Published: January 17 2001 19:59GMT | Last Updated: January 17 2001 20:15GMT



The moderation in oil prices during most of the 1990s was extremely helpful to the
world economy. And in spite of lower revenues the Gulf oil producers still have big
investments in the west. That is the first of three reasons for the Organisation of
Petroleum Exporting Countries to be cautious in the round of production cuts that
have started in Vienna.

The second is that promoting stability and steady growth in the developed economies
is also the best way to expand the market for Opec crude oil over the medium term.
Third, excessive production cuts that pushed oil prices back above $30 a barrel
would further increase the incentive for oil companies to raise non-Opec output.

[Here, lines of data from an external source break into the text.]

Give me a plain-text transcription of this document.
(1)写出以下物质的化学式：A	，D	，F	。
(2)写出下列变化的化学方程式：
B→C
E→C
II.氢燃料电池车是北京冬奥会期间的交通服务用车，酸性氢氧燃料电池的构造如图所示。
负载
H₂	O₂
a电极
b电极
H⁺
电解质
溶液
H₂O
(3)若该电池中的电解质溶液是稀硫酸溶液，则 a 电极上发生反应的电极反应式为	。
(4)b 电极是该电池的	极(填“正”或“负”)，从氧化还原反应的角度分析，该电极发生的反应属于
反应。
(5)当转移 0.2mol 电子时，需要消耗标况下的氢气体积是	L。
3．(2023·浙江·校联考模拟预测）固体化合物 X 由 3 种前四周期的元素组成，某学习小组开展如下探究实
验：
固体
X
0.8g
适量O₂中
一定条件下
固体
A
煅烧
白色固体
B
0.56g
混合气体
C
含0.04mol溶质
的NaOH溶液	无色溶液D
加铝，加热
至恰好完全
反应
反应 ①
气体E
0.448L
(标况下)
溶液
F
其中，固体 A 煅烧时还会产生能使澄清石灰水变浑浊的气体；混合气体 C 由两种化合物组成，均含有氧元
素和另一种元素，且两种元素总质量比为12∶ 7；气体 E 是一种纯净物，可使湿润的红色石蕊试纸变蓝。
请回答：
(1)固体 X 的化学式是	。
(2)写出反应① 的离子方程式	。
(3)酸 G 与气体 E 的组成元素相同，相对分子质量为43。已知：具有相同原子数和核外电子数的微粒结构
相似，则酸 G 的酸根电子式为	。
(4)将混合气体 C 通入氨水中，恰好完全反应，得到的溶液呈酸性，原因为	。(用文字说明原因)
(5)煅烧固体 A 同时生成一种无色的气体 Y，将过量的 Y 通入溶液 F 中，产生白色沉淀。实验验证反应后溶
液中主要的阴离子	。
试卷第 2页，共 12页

The steep rise in oil prices from $11 a barrel two years ago to $34 for Brent crude
last autumn has encouraged the oil companies to raise their investment in
exploration and production by almost a fifth this year. This follows a decade in
which world oil demand rose by only 1 per cent a year. Non-Opec production increased
at twice that rate.

These were strong motives for Opec to set a target price of between $22 and $28 a
barrel. That looks moderate compared with the 1970s, when the oil price reached $70
a barrel in today's money. But in the four decades after 1930 real oil prices were
rarely more than $13 a barrel.

Opec's target is therefore a political and economic compromise designed to maximise
the cartel's revenue without unduly hurting the western economies. And because the
west has become progressively less dependent on oil, the target is not economically
threatening. It is high enough to maintain the pressure for conservation with only a
moderate impact on inflation. Still, it is in both sides' interest that the price
should be closer to $22 a barrel than $28.

The decision to cut production by 1.5m barrels a day was no doubt partly a reaction
to the "mistake" it made in 1997. An increase of 2.5m b/d was made just as demand
started to weaken as a result of the south-east Asian financial crisis. The oil
price halved. Now, as the US economy slows, a small cut may indeed stabilise the
price.

But given the uncertainties about Iraq's output and the slowdown in US economic
growth, the cartel should proceed with caution. Even after last year's production
increase of 3.7m b/d, the cut was too big and too early in terms of Opec's own
objectives. Instead of rushing towards further cuts in March, as some members want,
it should allow prices to stabilise at a lower level and then switch off the taps
only gradually to keep them close to $22 a barrel.